Put more bluntly: in this market, LPs aren’t short of opportunities—they’re short of certainty. And native crypto VCs simply can’t provide it.
Paths to Breakthrough?
Despite the grim state of the primary market, those still in the game believe this is merely a painful transition phase. Only those who survive the shakeout will be positioned to reap rewards.
They remain optimistic about the future.
"Within this transformation lie new opportunities," said Dashan. "Take stablecoins—some predict issuance could surpass $3 trillion. Around this $3 trillion in settlement, clearing, and compliance services, a new set of investment targets will emerge. This is where crypto VCs can still get ahead."
Bigger macro narratives are equally compelling. According to Citi GPS 2024 report, tokenized assets could reach $10–16 trillion by 2030. Whether it’s on-chain settlement platforms or real-world asset (RWA) issuance, these areas offer entry points for VCs.
"In every cycle, new assets create new opportunities—be it trading platforms, financial derivatives, or innovative DeFi projects—all injecting vitality into the market," said Mark.
But if crypto VCs hope to survive this game, they must fundamentally reinvent their role.
They can move beyond pure financial investors to offer market making, compliance support, liquidity provision, or even direct operational involvement—acting more like "investment banks" than traditional VCs.
Alternatively, they can build structured funds using financial engineering tools like DAT, PIPE, SPAC to design diverse exit paths for LPs, transforming "uncertain narratives" into "predictable cash flows."

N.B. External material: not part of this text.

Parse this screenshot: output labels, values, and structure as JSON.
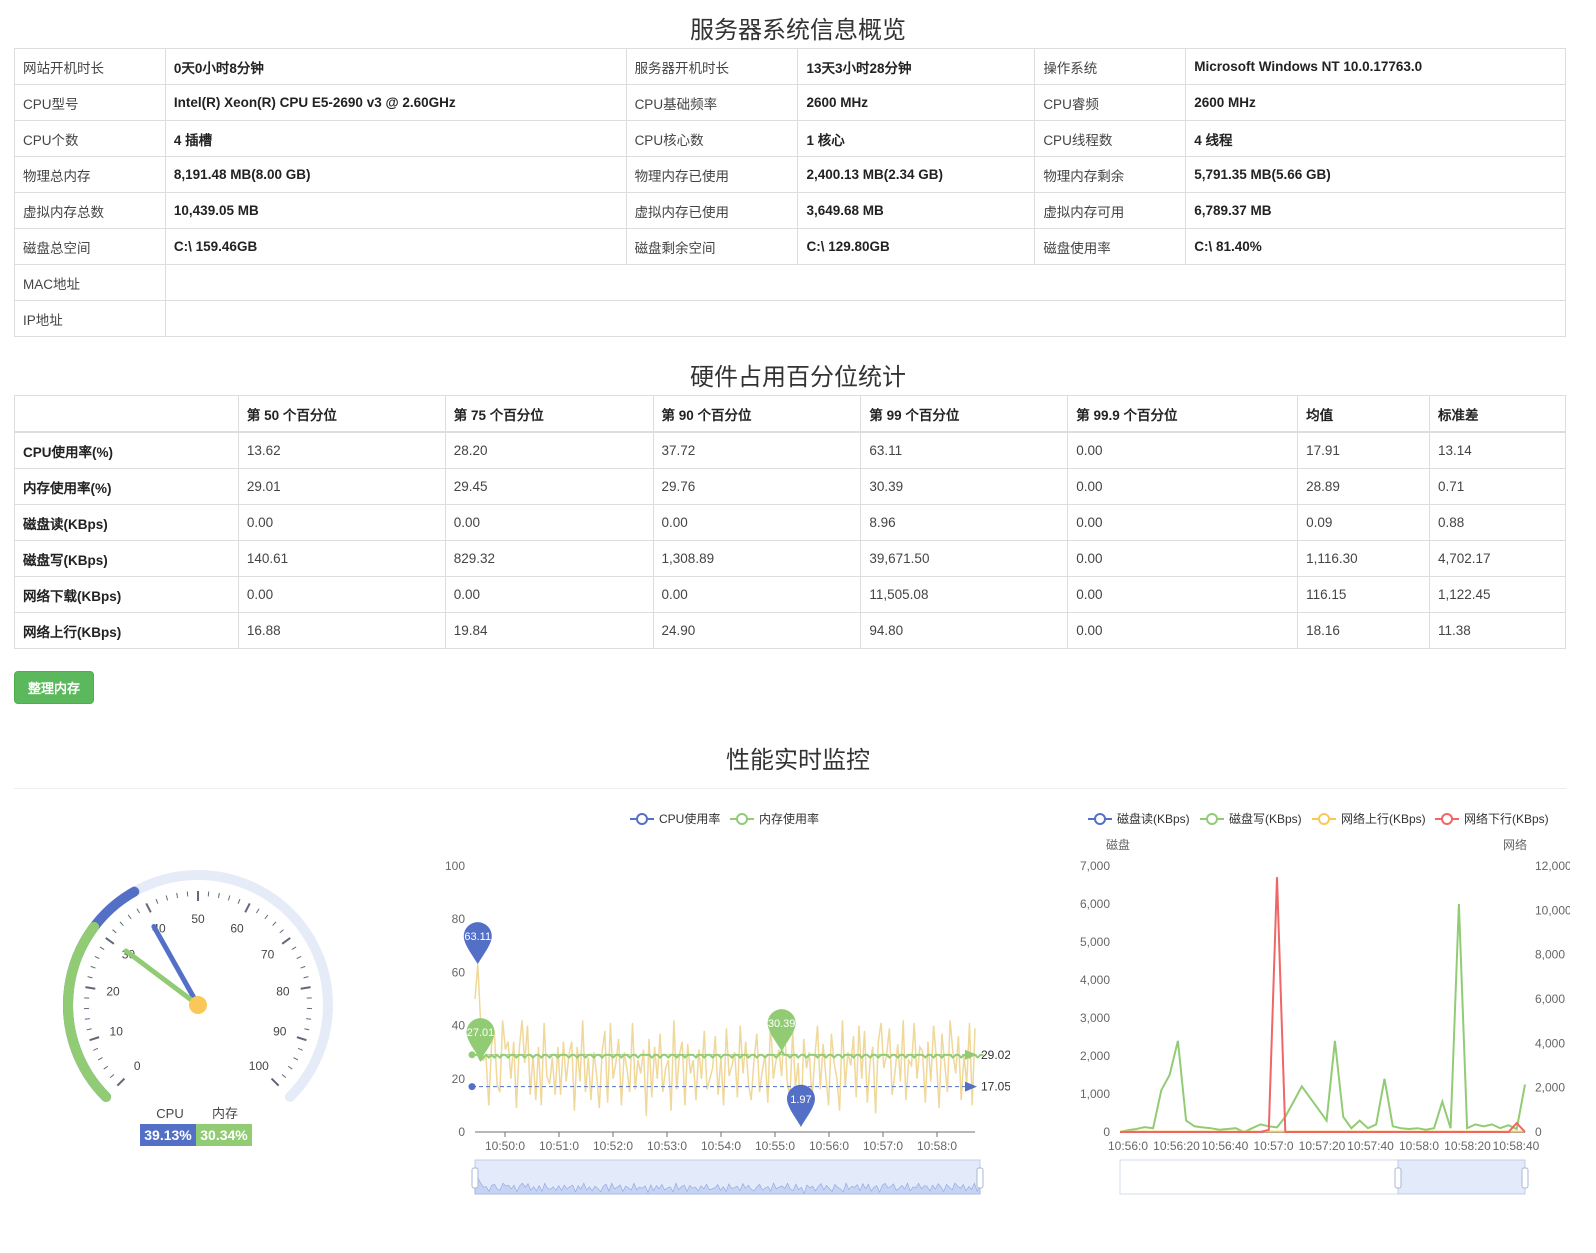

They must also develop genuine research and data capabilities, focusing on quantifiable metrics like on-chain revenue, user retention, and protocol fees—instead of betting on the next "empty narrative."
These directions may represent the last cards crypto VCs have to play.
Yet history has a strange way: those who ultimately endure are often the ones who survived the harshest conditions. The "weightless era" for crypto VCs might just be incubating the next generation of stars.
After all, only those standing amid the ruins will be ready to greet the next bull market.